Dans quelle mesure ces événements survenus à Palerme permettent, à votre avis, d’aborder des thématiques universelles ? Et, pour finir, quels sont les principaux écueils auxquels cette lutte s’est heurtée ?
Ce qui m’intéresse, c’est de voir en quoi l’homme est un animal politique, pour reprendre les termes d’Aristote. Si c’est vrai que les hommes sont, non pas pour le fait d’être nés, mais pour le fait de vivre ensemble, politiques, comment le deviennent-ils ? Dans « Palazzo delle Aquile », j’avais affaire à des non professionnels de la politique, des personnes ordinaires qui, placées dans un nouveau contexte, devaient apprendre à s’écouter, à prendre la parole et à s’organiser en corps politique. C’était une expérience nouvelle pour eux. La preuve en est qu’ils ne se considéraient pas comme des individus mais comme des familles, une ambiguïté qui était également omniprésente dans les discours des politiciens : jamais ils ne parlaient du nombre de « personnes » sans-abri, mais toujours du nombre des « familles » sans-abri. C’est d’ailleurs l’une des contradictions de fond qui minent dès le début le résultat de cette lutte : en se présentant comme des familles et non comme des citoyens, les protagonistes du film ont traîné avec eux dans l’espace public les contraintes propres à la vie privée et n’ont pas pu profiter de ce moment pour trouver leur place dans le jeu politique. Le palais est devenu inexorablement une co-propriété, un ensemble d’appartements fermés où chacun se préoccupe de ses propres intérêts et finit par s’endormir devant la télévision. La liberté se niche dans le dialogue, dans les relations que l’on noue avec les autres grâce à la parole ; la liberté est d’ailleurs moins un état auquel on peut accéder au terme d’un long processus qu’un moment fugitif qui surgit le temps d’un débat - ou même d’une seule intervention.

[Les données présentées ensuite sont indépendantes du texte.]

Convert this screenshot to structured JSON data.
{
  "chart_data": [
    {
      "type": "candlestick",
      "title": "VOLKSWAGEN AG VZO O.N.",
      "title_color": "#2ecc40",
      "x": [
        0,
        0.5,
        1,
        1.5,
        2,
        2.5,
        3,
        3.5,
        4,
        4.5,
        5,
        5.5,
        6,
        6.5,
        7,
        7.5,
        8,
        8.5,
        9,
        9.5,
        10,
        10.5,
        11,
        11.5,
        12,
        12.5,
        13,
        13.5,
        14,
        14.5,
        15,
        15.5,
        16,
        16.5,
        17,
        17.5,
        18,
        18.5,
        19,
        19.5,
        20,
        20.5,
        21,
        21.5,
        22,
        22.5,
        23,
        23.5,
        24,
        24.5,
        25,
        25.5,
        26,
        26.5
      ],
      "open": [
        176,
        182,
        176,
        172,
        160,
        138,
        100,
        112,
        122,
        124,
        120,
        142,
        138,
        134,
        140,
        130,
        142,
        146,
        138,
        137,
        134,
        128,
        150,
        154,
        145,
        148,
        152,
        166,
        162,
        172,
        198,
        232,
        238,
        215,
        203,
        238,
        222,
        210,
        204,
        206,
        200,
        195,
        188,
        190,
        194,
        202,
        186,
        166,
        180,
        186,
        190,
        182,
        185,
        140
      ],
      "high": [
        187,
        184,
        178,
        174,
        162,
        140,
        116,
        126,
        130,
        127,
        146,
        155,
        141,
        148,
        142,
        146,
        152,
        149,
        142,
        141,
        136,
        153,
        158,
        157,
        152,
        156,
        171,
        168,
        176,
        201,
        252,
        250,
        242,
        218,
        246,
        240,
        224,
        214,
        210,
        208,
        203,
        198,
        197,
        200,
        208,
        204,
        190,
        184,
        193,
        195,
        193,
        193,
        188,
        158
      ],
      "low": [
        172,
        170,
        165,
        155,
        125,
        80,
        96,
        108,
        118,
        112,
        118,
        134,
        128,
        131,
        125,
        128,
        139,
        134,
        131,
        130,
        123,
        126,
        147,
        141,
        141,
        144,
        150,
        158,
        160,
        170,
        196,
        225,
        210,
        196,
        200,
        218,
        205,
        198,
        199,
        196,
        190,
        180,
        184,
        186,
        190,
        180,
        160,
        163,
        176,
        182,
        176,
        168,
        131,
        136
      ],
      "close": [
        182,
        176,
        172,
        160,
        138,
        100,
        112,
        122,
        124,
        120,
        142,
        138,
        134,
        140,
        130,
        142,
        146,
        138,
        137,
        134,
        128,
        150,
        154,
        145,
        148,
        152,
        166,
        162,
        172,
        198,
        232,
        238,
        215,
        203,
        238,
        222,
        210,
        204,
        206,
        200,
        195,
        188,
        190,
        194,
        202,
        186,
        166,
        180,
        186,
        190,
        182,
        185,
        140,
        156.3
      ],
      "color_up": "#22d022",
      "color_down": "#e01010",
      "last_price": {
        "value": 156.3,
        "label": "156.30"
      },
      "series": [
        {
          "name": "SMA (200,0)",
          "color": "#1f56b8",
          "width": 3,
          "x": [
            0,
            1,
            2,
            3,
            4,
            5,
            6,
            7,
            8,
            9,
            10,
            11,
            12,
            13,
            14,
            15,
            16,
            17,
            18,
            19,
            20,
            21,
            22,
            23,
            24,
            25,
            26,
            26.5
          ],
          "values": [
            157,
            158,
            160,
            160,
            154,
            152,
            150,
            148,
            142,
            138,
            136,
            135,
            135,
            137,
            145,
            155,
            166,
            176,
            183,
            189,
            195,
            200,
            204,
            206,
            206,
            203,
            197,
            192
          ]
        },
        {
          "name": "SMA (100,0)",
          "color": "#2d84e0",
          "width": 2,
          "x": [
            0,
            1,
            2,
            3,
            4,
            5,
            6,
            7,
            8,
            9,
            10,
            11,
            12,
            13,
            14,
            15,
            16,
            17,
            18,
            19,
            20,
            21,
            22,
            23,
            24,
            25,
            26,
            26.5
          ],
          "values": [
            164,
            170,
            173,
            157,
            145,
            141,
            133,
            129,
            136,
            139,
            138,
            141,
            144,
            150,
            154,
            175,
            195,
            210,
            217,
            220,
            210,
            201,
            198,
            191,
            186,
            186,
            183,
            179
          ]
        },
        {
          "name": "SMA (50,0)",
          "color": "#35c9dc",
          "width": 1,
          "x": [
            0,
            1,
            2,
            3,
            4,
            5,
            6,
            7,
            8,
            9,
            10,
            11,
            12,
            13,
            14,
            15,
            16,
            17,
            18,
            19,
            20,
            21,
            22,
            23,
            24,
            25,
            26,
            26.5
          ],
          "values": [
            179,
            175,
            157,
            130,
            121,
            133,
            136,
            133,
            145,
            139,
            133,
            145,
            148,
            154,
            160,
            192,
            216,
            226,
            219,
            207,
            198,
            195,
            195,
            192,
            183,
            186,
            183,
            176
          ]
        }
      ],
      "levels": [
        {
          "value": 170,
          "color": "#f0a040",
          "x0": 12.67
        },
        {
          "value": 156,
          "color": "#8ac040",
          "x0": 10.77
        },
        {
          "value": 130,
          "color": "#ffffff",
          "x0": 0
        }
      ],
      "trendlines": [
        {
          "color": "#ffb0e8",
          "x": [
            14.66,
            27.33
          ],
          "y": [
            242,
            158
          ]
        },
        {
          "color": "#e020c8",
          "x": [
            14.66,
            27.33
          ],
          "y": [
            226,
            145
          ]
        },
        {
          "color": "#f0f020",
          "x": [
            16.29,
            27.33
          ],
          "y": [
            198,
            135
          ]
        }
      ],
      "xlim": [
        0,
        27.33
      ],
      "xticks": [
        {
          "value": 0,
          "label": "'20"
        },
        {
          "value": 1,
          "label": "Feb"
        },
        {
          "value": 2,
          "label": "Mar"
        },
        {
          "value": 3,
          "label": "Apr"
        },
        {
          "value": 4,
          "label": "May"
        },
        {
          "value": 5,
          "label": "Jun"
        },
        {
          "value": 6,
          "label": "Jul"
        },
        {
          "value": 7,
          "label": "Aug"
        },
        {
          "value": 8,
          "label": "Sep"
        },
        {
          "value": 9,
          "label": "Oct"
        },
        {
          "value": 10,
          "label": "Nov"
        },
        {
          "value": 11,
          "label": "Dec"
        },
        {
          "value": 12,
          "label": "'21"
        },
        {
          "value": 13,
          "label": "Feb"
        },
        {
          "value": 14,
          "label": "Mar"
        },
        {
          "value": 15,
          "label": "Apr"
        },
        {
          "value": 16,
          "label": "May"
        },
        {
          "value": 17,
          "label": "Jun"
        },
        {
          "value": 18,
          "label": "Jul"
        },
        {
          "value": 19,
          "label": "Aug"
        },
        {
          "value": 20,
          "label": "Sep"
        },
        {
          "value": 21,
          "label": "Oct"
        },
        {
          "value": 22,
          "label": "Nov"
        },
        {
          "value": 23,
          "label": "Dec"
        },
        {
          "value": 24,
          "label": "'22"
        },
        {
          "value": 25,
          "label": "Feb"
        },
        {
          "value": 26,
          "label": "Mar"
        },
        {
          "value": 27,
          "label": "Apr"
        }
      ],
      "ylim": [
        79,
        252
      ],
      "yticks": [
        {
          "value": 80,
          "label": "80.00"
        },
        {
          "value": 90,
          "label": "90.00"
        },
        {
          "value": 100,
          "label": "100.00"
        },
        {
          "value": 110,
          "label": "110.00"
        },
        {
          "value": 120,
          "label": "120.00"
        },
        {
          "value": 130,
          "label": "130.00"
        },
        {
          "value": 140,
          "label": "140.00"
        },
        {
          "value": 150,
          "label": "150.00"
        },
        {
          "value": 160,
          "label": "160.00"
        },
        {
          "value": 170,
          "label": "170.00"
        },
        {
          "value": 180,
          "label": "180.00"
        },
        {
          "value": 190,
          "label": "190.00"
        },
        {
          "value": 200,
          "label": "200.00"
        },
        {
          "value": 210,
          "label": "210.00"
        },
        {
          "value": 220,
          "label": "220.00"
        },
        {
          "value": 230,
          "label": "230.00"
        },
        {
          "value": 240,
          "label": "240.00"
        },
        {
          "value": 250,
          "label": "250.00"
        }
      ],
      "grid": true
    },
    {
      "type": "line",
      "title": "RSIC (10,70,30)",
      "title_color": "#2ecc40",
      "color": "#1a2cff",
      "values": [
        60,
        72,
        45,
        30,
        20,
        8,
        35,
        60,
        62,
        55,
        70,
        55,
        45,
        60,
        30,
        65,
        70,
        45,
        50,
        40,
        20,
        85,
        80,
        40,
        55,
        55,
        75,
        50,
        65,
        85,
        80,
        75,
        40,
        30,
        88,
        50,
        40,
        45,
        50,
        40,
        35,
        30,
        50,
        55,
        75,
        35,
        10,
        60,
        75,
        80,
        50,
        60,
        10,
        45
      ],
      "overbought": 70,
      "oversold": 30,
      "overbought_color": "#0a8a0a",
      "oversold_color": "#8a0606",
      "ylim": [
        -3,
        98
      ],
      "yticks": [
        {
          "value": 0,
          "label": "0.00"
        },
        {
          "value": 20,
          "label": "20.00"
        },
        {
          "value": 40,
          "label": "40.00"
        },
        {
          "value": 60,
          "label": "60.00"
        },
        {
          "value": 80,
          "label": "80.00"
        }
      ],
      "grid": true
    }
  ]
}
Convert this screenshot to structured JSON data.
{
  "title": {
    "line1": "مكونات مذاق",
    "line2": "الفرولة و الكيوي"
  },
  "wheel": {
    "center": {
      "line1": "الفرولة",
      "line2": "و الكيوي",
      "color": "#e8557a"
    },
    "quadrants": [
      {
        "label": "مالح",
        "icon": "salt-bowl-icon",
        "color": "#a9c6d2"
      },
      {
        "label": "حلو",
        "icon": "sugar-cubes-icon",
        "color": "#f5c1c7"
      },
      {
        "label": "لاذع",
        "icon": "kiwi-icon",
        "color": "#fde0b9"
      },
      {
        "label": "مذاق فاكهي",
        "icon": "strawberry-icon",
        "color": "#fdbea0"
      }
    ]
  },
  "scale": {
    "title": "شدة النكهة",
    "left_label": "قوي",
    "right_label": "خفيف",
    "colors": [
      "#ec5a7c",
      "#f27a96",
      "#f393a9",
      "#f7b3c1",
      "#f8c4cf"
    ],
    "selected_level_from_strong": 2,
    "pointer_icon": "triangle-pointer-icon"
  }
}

Il y a eu, dans le Palais occupé, des moments où l’on voyait la liberté vivre devant nous : elle était en train de se faire, elle surgissait devant la caméra, sans que les protagonistes ne s’en rendent forcément compte, sinon par une sorte d’enthousiasme, d’euphorie à laquelle il ne savaient pas donner un nom. C’est cette liberté que je voulais montrer, un état tout en puissance et par nature éphémère. C’est un film qui parle de la démocratie et de ses conditions de réalisation : si ses acteurs ne sont pas des citoyens, s’ils ne réussissent pas à sortir de l’enceinte strictement privée et de la sphère familiale, la démocratie est une démocratie malade.